Judge of the First Judicial District Court of New Mexico
- Incumbent
- Assumed office 2010

Judge of the New Mexico Court of Appeals
- In office 2000–2001
- Succeeded by: Ira Robinson

Judge of the First Judicial District Court of New Mexico
- In office 1997–2000
- Appointed by: Gary E. Johnson

Personal details
- Born: 1959 or 1960 (age 66–67) Espanola, New Mexico, U.S.
- Party: Democratic (2006–present) Republican (prior to 2006)
- Education: New Mexico State University (BA) University of New Mexico (JD)

= T. Glenn Ellington =

American judge and lawyer

T. Glenn Ellington is an American attorney and jurist who has served in multiple roles within New Mexico's judicial and executive branches, including as a judge on the New Mexico Court of Appeals, a state district court judge, Chief Public Defender of New Mexico, and Secretary of the New Mexico Taxation and Revenue Department.

==Life and education==

Ellington is a native of Northern New Mexico. He graduated from Española Valley High School in 1979.
He earned his undergraduate degree from New Mexico State University and received his Juris Doctor from the University of New Mexico School of Law.

==Legal Career==

After graduating from law school, Ellington entered private legal practice in New Mexico. He later transitioned into public service, building a career that spanned both the judicial and executive branches of state government.

==Judicial Service==

===First Judicial District Court===

Ellington began serving as a Judge of the First Judicial District Court of New Mexico in 1997. The First Judicial District includes Santa Fe, Rio Arriba, and Los Alamos counties. As a district court judge, he presided over a broad docket including criminal, civil, domestic relations, and juvenile cases. After his service on the Court of Appeals, Ellington returned to the First Judicial District Court, where he continued serving as a state district judge for many years.

During his tenure, Judge Ellington has overseen several notable cases. He recused himself from a high-profile Santa Fe criminal case in 2015 after making a remark to a prosecutor that drew scrutiny. He also oversaw the implementation of new criminal case-management deadlines in the district, as reported in 2025. Ellington presided over State v. Gallegos, a criminal case that was later appealed to the New Mexico Court of Appeals. He handled municipal criminal matters, including City of Santa Fe v. JoeDean, which reached appellate review. In addition, he managed a complex, multi-year criminal docket in Santa Fe, including the Ricardo Martinez case in 2015–2017.

In July 2025, Ellington commented on a New Mexico Supreme Court order imposing stricter deadlines on criminal cases in the First Judicial District. The order was intended to reduce case backlogs and address delays in criminal proceedings in the Santa Fe area, which had exceeded statewide averages. Ellington stated that the new timelines were aimed at improving efficiency and ensuring cases moved more quickly through the court system.

===New Mexico Court of Appeals===

In 2000, Ellington was elected in a special election to the New Mexico Court of Appeals, serving for approximately one year. During his tenure, he participated in the review of trial court decisions and the issuance of appellate opinions interpreting New Mexico law.

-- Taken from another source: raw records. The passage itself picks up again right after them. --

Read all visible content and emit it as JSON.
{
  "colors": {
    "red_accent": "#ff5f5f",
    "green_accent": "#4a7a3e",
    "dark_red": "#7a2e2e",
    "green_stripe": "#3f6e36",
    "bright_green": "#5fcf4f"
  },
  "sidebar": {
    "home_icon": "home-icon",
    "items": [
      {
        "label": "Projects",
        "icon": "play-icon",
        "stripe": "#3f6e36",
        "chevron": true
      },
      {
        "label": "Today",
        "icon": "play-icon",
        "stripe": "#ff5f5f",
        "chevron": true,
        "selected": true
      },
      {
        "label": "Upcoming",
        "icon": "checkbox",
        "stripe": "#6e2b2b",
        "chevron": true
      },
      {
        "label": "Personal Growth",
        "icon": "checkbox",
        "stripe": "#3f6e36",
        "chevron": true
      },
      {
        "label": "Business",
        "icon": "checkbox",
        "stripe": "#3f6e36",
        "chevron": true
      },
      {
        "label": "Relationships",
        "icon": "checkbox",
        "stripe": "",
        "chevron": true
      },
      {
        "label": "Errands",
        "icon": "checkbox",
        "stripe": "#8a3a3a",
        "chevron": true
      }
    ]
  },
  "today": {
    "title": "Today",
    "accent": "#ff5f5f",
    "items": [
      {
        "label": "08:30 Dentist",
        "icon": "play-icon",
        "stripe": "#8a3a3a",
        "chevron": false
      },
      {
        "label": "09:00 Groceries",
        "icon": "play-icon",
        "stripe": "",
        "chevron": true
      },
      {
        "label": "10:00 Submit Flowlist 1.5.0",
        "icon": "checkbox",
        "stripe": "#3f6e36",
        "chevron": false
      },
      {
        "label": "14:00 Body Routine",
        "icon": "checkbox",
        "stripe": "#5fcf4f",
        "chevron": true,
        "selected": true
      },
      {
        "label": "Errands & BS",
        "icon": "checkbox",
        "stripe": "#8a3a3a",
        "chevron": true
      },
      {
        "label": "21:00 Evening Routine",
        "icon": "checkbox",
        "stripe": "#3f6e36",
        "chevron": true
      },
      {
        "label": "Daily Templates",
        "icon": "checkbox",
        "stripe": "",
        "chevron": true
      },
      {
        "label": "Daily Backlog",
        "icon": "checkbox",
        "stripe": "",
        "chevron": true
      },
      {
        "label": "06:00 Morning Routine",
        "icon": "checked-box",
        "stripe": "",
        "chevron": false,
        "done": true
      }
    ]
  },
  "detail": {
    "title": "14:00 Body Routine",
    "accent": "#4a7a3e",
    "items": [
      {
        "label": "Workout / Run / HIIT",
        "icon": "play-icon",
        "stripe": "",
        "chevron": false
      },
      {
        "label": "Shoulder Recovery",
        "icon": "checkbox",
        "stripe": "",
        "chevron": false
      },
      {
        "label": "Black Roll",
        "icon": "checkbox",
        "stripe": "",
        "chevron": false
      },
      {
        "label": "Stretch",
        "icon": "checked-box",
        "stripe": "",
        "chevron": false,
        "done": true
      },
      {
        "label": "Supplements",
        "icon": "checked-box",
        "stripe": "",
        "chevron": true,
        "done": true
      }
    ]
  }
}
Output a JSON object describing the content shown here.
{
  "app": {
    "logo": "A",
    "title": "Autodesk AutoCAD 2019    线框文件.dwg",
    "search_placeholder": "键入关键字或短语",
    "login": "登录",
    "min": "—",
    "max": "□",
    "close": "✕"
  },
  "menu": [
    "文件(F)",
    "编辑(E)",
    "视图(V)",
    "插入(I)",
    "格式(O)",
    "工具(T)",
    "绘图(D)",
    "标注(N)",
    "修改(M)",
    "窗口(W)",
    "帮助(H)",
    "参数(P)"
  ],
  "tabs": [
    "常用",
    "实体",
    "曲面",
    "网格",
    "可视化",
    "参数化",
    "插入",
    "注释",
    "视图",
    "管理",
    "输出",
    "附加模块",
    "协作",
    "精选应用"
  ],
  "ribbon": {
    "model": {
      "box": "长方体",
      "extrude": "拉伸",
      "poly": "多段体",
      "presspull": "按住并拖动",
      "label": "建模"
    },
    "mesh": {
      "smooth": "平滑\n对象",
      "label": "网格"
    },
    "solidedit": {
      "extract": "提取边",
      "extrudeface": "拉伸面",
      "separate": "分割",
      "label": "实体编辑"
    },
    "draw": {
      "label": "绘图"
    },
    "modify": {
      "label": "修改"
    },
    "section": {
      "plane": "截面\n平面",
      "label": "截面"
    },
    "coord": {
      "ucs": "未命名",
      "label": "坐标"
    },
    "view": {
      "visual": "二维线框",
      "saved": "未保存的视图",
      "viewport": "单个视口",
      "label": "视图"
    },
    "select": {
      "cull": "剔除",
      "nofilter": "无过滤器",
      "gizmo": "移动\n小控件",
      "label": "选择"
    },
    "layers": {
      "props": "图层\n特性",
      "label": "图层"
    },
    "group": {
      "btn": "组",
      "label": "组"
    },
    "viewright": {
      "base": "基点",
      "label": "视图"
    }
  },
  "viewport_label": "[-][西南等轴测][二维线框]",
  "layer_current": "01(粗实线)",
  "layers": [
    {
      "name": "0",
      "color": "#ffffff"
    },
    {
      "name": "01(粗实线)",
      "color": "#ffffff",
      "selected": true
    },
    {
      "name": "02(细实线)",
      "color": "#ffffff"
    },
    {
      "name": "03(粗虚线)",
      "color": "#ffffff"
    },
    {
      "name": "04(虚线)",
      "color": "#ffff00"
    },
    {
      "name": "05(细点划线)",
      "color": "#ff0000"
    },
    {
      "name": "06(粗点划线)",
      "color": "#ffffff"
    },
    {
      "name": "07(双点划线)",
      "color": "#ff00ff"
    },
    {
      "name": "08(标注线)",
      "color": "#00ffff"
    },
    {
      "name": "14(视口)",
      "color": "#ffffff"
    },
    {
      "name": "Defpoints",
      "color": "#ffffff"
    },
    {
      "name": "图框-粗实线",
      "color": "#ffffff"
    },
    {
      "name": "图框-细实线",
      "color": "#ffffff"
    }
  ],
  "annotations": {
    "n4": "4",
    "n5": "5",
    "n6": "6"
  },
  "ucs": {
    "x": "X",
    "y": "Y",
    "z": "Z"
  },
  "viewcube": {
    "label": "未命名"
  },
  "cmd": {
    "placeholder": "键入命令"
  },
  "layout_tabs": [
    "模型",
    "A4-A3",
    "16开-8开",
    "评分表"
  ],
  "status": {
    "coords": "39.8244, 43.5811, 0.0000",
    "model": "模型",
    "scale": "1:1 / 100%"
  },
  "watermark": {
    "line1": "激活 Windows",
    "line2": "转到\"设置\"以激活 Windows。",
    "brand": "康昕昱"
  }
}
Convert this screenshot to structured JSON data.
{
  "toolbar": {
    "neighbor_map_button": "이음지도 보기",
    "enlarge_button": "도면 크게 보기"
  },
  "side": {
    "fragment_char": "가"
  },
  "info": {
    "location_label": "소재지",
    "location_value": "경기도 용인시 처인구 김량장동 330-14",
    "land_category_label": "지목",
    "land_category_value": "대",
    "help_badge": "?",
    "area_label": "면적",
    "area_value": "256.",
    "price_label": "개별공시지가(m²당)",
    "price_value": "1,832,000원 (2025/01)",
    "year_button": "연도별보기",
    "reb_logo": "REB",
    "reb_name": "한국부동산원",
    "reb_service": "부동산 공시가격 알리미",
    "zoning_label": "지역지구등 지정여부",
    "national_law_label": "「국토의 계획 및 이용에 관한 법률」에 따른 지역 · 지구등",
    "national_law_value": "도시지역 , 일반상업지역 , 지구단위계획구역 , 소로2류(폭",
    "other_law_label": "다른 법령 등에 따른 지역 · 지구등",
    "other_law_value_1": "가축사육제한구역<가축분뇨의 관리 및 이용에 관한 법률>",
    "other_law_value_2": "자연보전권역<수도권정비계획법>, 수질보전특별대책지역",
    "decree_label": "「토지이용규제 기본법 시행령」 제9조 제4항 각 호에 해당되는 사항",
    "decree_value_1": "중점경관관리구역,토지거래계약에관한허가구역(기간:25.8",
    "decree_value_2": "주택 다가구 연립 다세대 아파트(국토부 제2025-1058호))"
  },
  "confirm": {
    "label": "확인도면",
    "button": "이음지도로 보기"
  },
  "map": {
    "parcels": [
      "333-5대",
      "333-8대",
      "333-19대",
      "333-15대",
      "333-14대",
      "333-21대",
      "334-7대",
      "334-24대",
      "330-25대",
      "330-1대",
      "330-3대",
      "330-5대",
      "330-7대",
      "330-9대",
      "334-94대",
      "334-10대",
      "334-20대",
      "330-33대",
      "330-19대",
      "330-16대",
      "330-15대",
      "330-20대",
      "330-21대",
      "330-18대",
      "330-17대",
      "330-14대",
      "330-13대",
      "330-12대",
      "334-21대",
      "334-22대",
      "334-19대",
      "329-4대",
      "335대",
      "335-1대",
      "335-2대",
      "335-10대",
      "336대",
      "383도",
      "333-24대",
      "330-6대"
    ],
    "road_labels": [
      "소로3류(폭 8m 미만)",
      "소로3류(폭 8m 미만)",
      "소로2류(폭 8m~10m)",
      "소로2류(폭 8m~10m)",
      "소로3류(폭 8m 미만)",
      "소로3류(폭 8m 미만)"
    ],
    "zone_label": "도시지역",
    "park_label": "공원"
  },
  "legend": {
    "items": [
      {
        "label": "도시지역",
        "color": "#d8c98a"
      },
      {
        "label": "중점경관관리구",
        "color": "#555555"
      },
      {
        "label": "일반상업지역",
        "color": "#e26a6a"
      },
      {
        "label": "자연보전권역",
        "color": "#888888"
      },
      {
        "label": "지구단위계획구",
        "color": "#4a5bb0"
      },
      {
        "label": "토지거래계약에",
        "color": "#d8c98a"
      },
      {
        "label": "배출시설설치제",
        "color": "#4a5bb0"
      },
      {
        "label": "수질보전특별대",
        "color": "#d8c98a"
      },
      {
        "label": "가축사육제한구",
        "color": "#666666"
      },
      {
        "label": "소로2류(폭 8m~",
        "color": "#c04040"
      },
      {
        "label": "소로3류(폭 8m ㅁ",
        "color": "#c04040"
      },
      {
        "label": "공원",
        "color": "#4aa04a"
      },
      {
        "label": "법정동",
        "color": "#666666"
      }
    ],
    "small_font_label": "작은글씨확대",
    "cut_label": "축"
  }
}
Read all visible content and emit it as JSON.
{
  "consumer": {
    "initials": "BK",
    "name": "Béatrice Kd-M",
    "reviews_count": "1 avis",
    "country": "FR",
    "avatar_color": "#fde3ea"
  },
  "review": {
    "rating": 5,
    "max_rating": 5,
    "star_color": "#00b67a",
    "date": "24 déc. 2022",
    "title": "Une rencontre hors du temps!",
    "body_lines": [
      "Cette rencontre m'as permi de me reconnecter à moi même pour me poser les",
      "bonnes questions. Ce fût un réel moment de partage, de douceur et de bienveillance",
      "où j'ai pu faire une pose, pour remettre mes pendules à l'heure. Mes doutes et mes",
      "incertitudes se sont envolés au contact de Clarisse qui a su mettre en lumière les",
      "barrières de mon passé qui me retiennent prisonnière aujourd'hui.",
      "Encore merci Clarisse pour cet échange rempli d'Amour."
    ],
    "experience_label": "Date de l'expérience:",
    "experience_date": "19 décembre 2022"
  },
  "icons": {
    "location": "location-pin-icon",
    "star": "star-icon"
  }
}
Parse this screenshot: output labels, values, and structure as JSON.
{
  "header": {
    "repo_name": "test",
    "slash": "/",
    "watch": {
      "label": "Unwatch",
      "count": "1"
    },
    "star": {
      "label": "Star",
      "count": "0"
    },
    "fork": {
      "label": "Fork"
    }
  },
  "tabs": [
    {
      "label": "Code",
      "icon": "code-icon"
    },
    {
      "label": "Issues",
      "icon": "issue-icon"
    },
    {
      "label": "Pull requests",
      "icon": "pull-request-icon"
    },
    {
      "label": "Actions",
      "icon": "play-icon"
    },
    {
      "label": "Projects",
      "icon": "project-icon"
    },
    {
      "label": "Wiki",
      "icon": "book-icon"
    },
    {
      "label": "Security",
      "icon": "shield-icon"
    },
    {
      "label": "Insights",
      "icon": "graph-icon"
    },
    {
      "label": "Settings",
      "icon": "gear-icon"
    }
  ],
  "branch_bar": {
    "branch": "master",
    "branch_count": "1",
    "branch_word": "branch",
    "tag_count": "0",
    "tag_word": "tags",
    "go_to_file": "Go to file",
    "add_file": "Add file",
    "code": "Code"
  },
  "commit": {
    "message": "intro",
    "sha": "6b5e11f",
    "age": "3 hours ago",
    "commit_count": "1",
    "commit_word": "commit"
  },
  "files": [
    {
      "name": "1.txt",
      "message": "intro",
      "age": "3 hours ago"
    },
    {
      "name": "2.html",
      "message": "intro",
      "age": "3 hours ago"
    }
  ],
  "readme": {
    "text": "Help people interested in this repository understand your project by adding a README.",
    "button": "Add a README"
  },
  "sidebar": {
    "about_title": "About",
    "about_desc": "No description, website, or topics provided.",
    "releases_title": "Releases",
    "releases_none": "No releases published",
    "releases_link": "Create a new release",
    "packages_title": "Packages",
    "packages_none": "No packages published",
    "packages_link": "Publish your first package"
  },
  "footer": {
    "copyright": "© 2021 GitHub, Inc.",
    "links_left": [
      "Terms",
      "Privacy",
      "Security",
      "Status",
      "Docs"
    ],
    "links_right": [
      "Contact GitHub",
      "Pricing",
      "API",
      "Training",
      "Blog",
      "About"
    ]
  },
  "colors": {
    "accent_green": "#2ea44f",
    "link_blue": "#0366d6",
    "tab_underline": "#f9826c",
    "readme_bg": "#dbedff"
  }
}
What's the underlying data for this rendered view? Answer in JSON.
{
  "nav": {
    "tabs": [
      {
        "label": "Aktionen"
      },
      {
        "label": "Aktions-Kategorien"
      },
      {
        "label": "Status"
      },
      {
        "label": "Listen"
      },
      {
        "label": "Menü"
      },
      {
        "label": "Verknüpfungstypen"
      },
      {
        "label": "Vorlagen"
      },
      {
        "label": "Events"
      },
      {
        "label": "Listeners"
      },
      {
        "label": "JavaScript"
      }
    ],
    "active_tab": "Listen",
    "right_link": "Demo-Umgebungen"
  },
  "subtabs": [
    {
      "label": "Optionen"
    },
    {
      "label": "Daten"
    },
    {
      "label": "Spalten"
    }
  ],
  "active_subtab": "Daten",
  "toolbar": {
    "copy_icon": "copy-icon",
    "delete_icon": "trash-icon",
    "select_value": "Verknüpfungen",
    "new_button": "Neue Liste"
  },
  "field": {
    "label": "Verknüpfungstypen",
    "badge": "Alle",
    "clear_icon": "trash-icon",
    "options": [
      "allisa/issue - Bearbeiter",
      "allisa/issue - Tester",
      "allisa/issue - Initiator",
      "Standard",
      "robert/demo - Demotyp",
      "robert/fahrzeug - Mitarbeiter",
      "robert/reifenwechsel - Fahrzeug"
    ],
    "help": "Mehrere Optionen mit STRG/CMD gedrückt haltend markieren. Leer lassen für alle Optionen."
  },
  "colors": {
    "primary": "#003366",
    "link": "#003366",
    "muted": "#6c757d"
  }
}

Ellington was elected to the Court of Appeals through a partisan election, rather than through gubernatorial appointment, consistent with New Mexico's judicial selection process at the time. He was affiliated with the Republican Party during his election.

==Executive experience==

Ellington later served as Chief Public Defender of New Mexico, overseeing the statewide public defender system and the representation of indigent defendants in criminal proceedings.

He subsequently served as Secretary of the New Mexico Taxation and Revenue Department, where he was responsible for administering state tax policy, revenue collection, and enforcement operations.